Según la cultural popular de cada país ahuyentar el mal de ojo se hace diferente manera. Por ejemplo una de las más populares es llevar algún adorno a modo de amuleto que ahuyente el mal de ojo. En Perú o México es costumbre pasar un huevo por el cuerpo a los afectados por este mal. También en otros lugares los curanderos o chamanes son los encargados de echar de la víctima el mal.
Los síntomas que alertan a la persona de que ha sido víctima de un mal de ojo pueden ser diferentes según la intensidad de recepción que tenga. Principalmente es el cansancio lo primero que uno nota, luego dolores de cabeza, malestar general hasta que el individuo acaba gravemente enfermo. Generalmente no hay causa aparente que genere estos males por lo que la persona se autoconvence que el origen ha sido el mal de ojo por alguien que le tiene envidia o le ha hecho saber que lo ha aojado.
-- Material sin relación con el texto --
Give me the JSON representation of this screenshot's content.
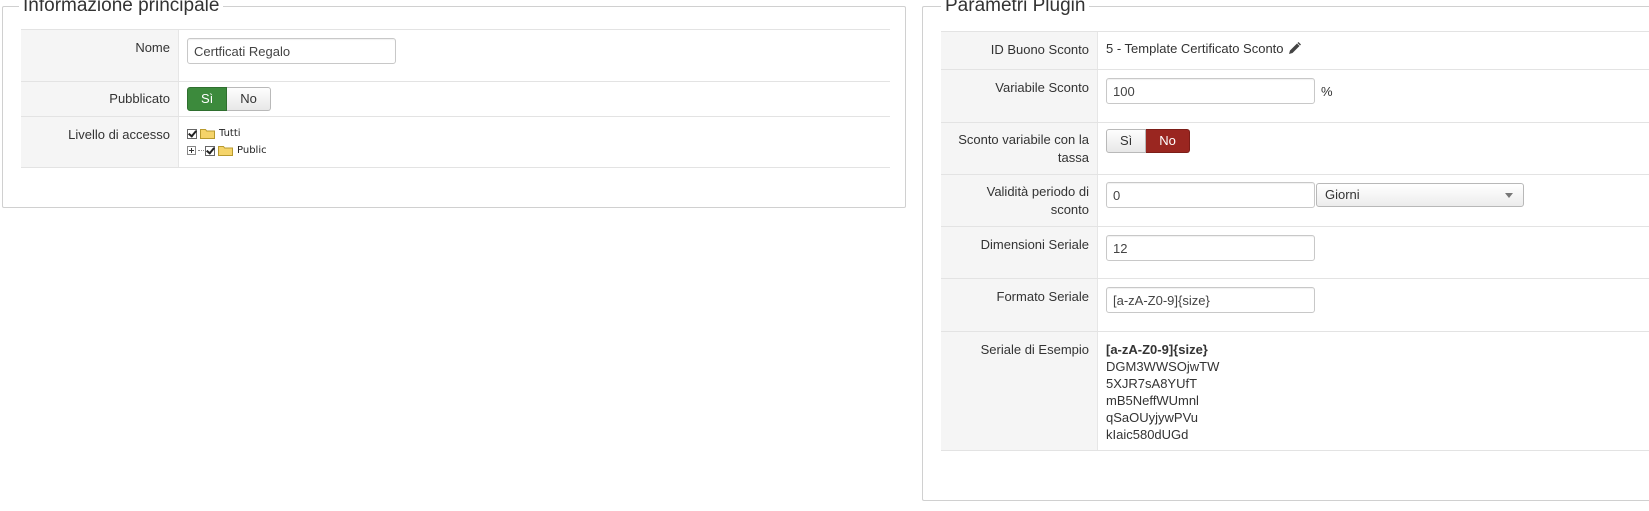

Claro que no siempre es así y a veces este mal de ojo no tiene causa concreta, es decir la persona no sabe quien ha podido echarle el mal de ojo y si comienza a ver que a su alrededor ocurren cosas negativas, como tener mala suerte durante un tiempo lo atribuye a un mal de ojo. Entonces la persona se introduce en un círculo vicioso del que es difícil salir, ya que la negatividad le ciega y no puede ver las cosas desde otra perspectiva. Para neutralizar estos casos lo habitual es que la persona acuda a un curandero o a algún sistema para que le libre del mal, y en muchos casos lo consigue. Claro que en estos casos hay que tener cierto recelo, ya que a menudo surgen personas que aprovechan el malestar de la persona afectada para estafarlas y sacar provecho de la situación.
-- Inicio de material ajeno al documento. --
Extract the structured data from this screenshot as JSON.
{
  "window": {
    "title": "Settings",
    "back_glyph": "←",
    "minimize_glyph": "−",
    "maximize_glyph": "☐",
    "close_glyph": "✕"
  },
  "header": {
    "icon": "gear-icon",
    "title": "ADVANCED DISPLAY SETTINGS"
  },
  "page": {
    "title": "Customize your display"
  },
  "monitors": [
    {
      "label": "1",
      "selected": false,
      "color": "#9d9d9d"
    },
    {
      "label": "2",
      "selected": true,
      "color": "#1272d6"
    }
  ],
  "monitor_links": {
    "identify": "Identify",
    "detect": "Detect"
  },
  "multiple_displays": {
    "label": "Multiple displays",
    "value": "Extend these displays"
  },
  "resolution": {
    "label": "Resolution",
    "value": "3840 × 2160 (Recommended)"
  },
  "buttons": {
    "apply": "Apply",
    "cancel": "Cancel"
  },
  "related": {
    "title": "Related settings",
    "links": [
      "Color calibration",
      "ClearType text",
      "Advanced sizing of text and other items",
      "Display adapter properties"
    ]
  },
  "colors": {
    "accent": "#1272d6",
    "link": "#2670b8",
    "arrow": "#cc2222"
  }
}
Cabe mencionar que hay ciertas personas, incluso etnias a las que la cultura popular les atribuye la capacidad de echar el mal ojo. Por ejemplo aseguran que las personas de ojos claros, como verdes, grises o azules tienen más fuerza para echar el mal de ojo, también a la raza gitana se le relaciona con este hecho.
A continuación detallamos un remedio sencillo contra el mal de ojo que provoca cansancio y malestar general:
En un vaso de agua debemos poner agua a la mitad con una cucharada de postre de sal gruesa. Este vaso lo pondremos junto a la cama en la mesita de noche. La cambiamos a la mañana siguiente con agua nueva y sal, repitiendo este acto durante tres días. Mientras tanto con sal gruesa haremos una cruz bajo la cama que también mantendremos durante esos tres días. Una vez que ha pasado el tiempo tomaremos la sal y la tiraremos a la basura. Esto deberá bastar para que el mal de ojo desaparezca, ya que el mal se irá con la sal.
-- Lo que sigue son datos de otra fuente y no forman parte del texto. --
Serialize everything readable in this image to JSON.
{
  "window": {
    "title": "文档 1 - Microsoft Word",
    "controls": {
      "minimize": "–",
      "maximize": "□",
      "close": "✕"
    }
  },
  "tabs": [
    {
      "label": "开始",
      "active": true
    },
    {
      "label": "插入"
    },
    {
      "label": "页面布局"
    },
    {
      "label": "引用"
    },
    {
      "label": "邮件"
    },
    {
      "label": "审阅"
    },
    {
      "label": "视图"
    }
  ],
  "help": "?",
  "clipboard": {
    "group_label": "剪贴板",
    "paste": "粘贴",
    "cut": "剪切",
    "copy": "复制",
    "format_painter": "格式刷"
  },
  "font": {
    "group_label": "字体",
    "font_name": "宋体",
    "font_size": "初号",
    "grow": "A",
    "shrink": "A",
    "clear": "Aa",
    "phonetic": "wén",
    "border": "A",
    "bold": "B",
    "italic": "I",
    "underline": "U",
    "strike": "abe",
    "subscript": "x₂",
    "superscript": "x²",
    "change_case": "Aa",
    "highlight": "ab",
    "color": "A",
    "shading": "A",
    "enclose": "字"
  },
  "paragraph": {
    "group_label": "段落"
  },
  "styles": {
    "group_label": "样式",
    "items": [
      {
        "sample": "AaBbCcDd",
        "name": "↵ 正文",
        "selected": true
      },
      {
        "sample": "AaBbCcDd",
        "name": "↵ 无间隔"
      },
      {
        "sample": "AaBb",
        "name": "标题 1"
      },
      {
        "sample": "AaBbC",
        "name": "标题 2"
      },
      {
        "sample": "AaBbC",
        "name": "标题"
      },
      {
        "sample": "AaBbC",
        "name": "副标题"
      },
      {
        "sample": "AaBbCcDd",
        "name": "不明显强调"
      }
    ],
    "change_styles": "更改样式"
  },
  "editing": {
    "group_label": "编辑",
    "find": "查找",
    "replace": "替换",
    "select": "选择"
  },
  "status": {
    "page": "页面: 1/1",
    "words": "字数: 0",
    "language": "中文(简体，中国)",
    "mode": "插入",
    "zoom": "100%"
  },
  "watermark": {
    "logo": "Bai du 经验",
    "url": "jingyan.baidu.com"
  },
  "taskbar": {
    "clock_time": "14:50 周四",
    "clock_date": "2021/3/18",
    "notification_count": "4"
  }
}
Remedio para proteger la casa del mal de ojo:
Lo primero que haremos es limpiar la casa. Luego pondremos sal fina en un rincón de cada habitación. Luego tomamos un bol y ponemos carbón ardiendo con un poco de sal fina sobre él. Con el bol de humo ir pasando por todas las habitaciones empezando por la que se encuentre más lejos de la entrada. Por último nos dirigimos a la puerta y esparcimos un poco de sal fina al suelo.
Con este remedio evitamos que alguien pueda echar un mal de ojo a nuestro hogar.